Prüfung von Einzelfällen
Das kann angesichts der störrischen Justiz dauern. Zwar heisst es bei der Staatsanwaltschaft, man nehme die Motion ernst und wolle eine Justierung nicht ausschliessen. Im selben Atemzug betont Scheurer jedoch, dass man bei der Nennung der Nationalität immer den Einzelfall prüfe.

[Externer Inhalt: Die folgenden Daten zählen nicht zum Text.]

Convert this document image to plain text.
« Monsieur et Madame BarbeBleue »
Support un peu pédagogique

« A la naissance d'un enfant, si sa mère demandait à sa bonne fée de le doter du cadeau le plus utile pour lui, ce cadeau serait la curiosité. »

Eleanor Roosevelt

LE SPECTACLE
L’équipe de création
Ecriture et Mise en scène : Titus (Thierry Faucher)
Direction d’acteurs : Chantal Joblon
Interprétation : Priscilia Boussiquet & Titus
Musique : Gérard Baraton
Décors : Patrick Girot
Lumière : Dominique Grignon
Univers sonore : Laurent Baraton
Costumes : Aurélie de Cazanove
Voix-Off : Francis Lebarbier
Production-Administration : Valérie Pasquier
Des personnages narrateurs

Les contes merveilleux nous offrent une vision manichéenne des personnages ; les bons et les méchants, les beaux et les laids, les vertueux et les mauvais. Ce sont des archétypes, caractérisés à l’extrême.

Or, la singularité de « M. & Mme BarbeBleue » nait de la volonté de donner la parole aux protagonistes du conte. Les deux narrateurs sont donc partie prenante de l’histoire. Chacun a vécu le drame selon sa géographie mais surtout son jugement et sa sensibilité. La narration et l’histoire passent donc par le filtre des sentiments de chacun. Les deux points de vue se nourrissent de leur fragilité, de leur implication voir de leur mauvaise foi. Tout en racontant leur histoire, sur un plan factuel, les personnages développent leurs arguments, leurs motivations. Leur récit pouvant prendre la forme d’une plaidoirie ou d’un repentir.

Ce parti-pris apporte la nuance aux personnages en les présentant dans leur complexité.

Deshalb werde sich wohl künftig nicht viel ändern. «Wir haben der Justizkommission im April mitgeteilt, dass wir an unserer Linie festhalten.» Konkret bedeutet dies: In der Regel nennt die Staatsanwaltschaft die Nationalität nicht.
Damit halte man sich an Bundesrecht, das vorschreibe, bei der Orientierung der Öffentlichkeit seien die Persönlichkeitsrechte der Betroffenen zu beachten. Weil nicht alle Ereignisse kommuniziert würden, bestehe die Gefahr der statistischen Verzerrung. «Wenn wir Fälle kommunizieren, bei denen die Tatverdächtigen immer derselben Nationalität angehören, kann man uns Rassimus vorwerfen.» Absurderweise fügt Scheurer an, dass man auf Anfrage die Nationalität von Beschuldigten nenne.
FDP-Grossrat Philippe Müller, der die SVP-Motion damals mitunterzeichnete, hat dafür kein Verständnis. Zwar dürfe der Persönlichkeitsschutz bei der Kommunikation nicht verletzt werden, sagt auch er. «Die Nennung der Nationalität steht dem in der Regel allerdings nicht entgegen.»
In Zürich will die SVP nun die konsequente Nennung der Nationalität mittels Volksinitiative erzwingen. Im Kanton Bern kann die Regierung dem Grossen Rat eine Gesetzesänderung unterbreiten, falls sie mit der Staatsanwaltschaft keine Lösung findet. Es ist nicht ausgeschlossen, dass Philippe Müller dereinst dafür verantwortlich ist: Der FDP-Politiker will bei den Regierungswahlen 2018 Hans-Jürg Käsers Nachfolge antreten.